Inference Web contains both data used for proof generation and presentation and tools for building, maintaining, presenting, and manipulating proofs. Inference Web data includes proofs and proof fragments published anywhere on the web. Inference Web data also includes a centralized repository of meta-data including sources, inference engines, inference rules and ontologies. Inference Web tools include a registrar for interacting with the registry, a parser for proof I/O, a browser for displaying proofs, and planned future tools such as proof web-search engines, proof verifiers (possibly utilizing tools such as Specware, etc). In this paper, we limit our discussion to the portable proofs (and an associated parser), the registry (and the associated registrar tools), and the browser.

4.1  Portable Proofs

Systems that may be asked to return a justification for an answer along with an answer need to expose provenance information along with their deductive process possibly including meta information about the system itself. We provide a specification written in the web markup language DAML+OIL [Connolly et. al., 2001]. Proofs dumped in the portable proof format become a portion of the Inference Web data used for presenting proofs. Our portable proof specification includes four major components of IW proof trees: inference rules, inference steps, well formed formulae (WFFs), and referenced ontologies. Inference rules (such as modus ponens) can be used to deduce a consequent (a well formed formula) from any number of antecedents (also well formed formulae). An inference step is a single application of an inference rule. The inference step will be associated with the consequent WFF and it will contain pointers to the antecedent WFFs, the inference rule used, and any variable bindings used in the inference rule application. The antecedent WFFs may come from other inference steps, existing ontologies, extraction from documents, or they may be assumptions. Figure 1 presents a typical dump of a WFF.

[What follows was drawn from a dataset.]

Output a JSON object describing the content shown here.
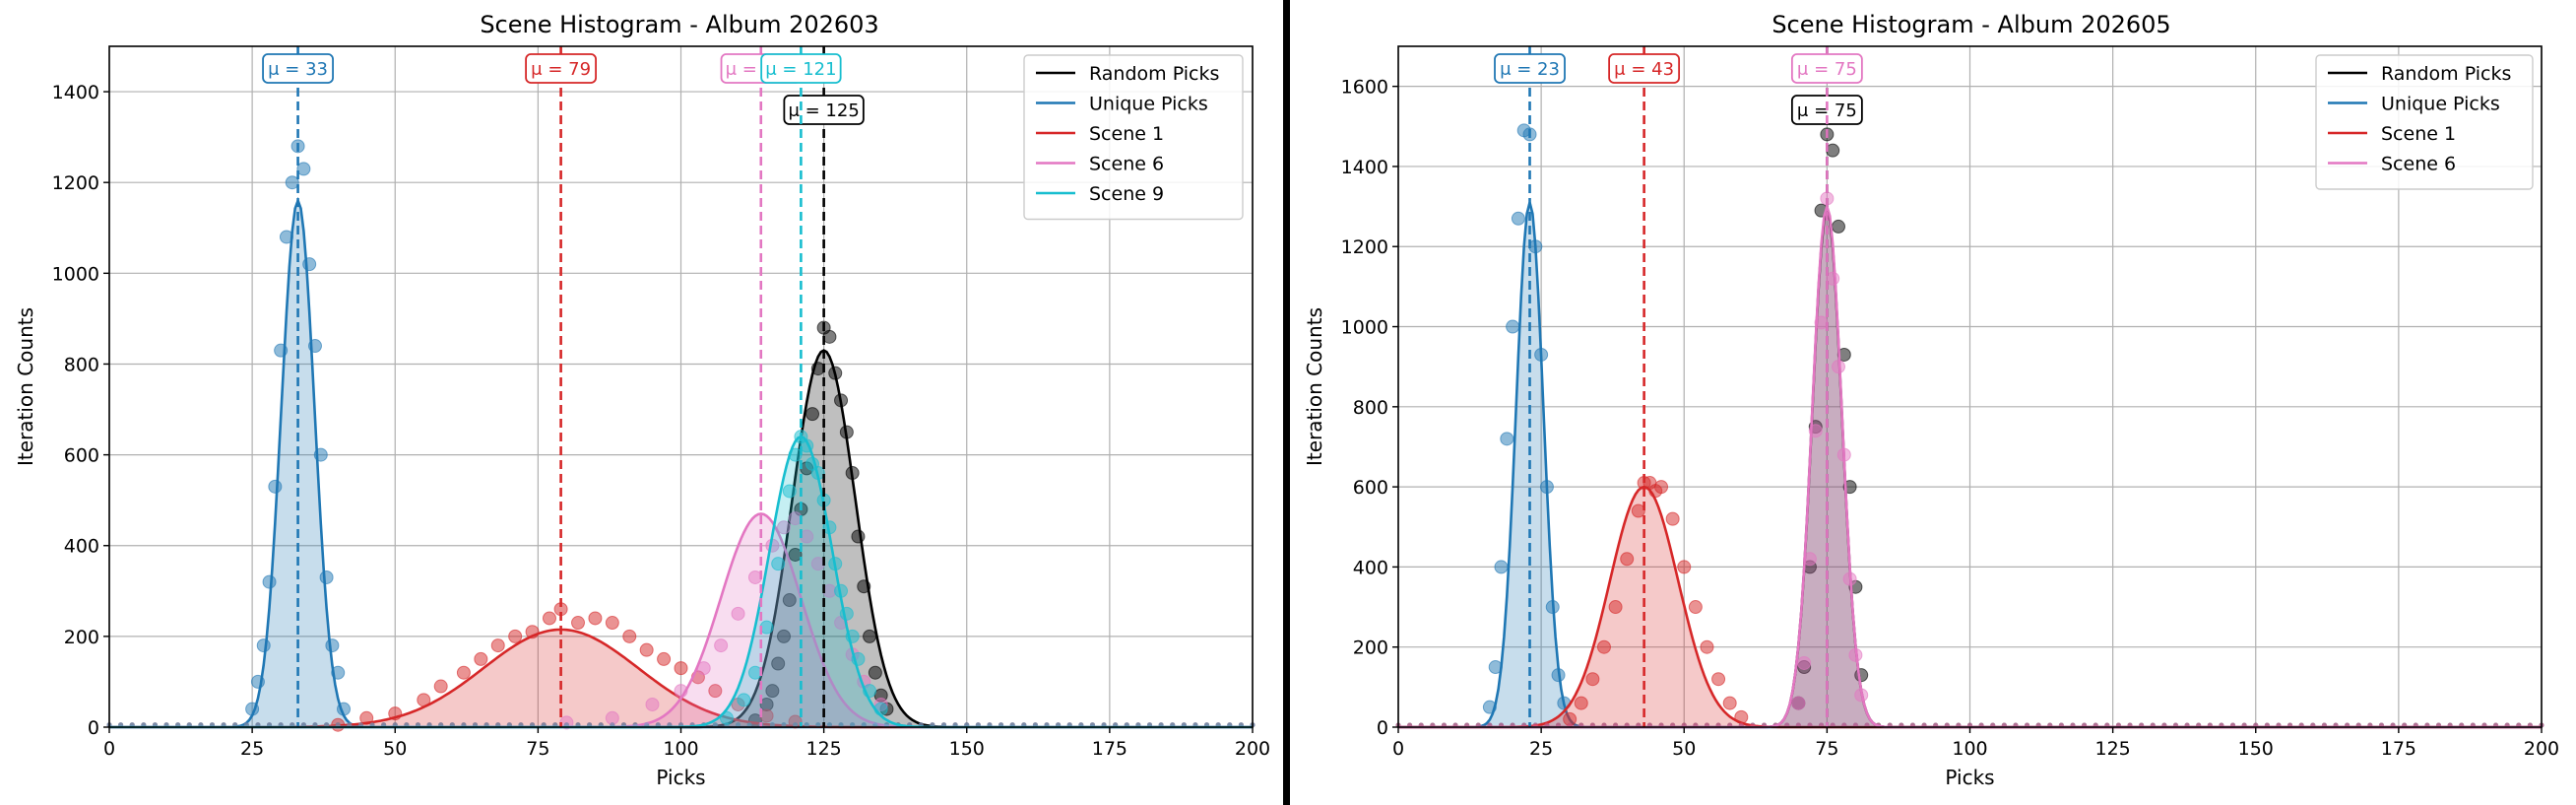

<?xml version='1.0'?> <rdf:RDF (…)>

<iw:WFF>

<iw:WFFContent> (a WFF is stored as a predicate logic

sentence)

<daml:List rdf:about='IW/spec/fopl.daml#Clause'>

<daml:first>

<fopl:Negated-Predicate-Of-Terms

fopl:SymbolName='holds'>

<fopl:hasArgumentList rdf:parseType='daml:collection'>

<iw:Constant> <fopl:SymbolName>type</fopl:SymbolName> </iw:Constant>

<fopl:Variable fopl:SymbolName='?inst'/>

(…)

</daml:List>

</iw:WFFContent>

<iw:isConsequentOf rdf:parseType='daml:collection'>

(a WFF can be associated to a set of Inference steps)

<iw:InferenceStep>

<iw:hasInferenceRule

rdf:parseType='daml:collection'>

<iw:InferenceRule

rdf:about='../registry/IR/GMP.daml'/>

</iw:hasInferenceRule>

<iw:hasInferenceEngine

rdf:parseType='daml:collection'>

<iw:InferenceEngine

rdf:about='../registry/IE/JTP.daml'/>

</iw:hasInferenceEngine>

(…)

<iw:has Antecedent

rdf:parseType='daml:collection'>

(inference step antecedents are IW files with

their own URIs)

<iw:WFF rdf:about='../sample/IW3.daml'/>

<iw:WFF rdf:about='../sample/IW4.daml'/>

</iw:hasAntecedent>

<iw:hasVariableMapping rdf:type='http://www.daml.org/2001/03/daml+oil#List'/>

(…)

</iw:InferenceStep>

</iw:isConsequentOf>

</iw:WFF>

</rdf:RDF>

Figure 1. An Inference Web Proof

There we can see an instance of a WFF, an inference step, and an inference rule. There is no ontology associated with this WFF since it is derived. If it had been asserted, it would require an association to the ontology that contains it.

A proof can then be defined as a tree of inference steps explaining the process of deducing the consequent WFF. In Inference Web, proofs are trees of proof fragments rather than single monolithic proofs. With respect to a query, a logical starting point for a proof in Inference Web is a proof fragment that contains the last inference step used to derive a WFF that is an answer for the query. Any inference step can be presented as a stand alone, meaningful proof fragment as it contains the inference rule used with links to its antecedents and variable bindings. The generation of proof fragments is a straightforward task once inference engine data structures storing proof elements are identified as IW components. To facilitate the generation of proofs, the Inference Web provides a parser in Java that dumps proofs from IW components and uploads IW components from proofs. The development of an IW parser in LISP is under consideration.

The IW infrastructure can automatically generate follow-up questions for any proof fragment by asking how each antecedent WFF was derived. The individual proof fragments may be composed together to generate a complete proof, i.e., a set of inference steps culminating in inference steps containing only asserted (rather than derived) antecedents.. When an antecedent WFF is asserted, there are no additional follow-up questions required and that ends the complete proof generation.

A WFF may be the consequent of any number of inference steps. IW can be used to support multiple justifications for any particular WFF. WFFs may not be the consequent of an inference step if they are assumptions or merely asserted information in an ontology that the user is referencing. The specification of IW concepts used in Figure 1 is available at http://www.ksl.stanford.edu/software/IW/spec.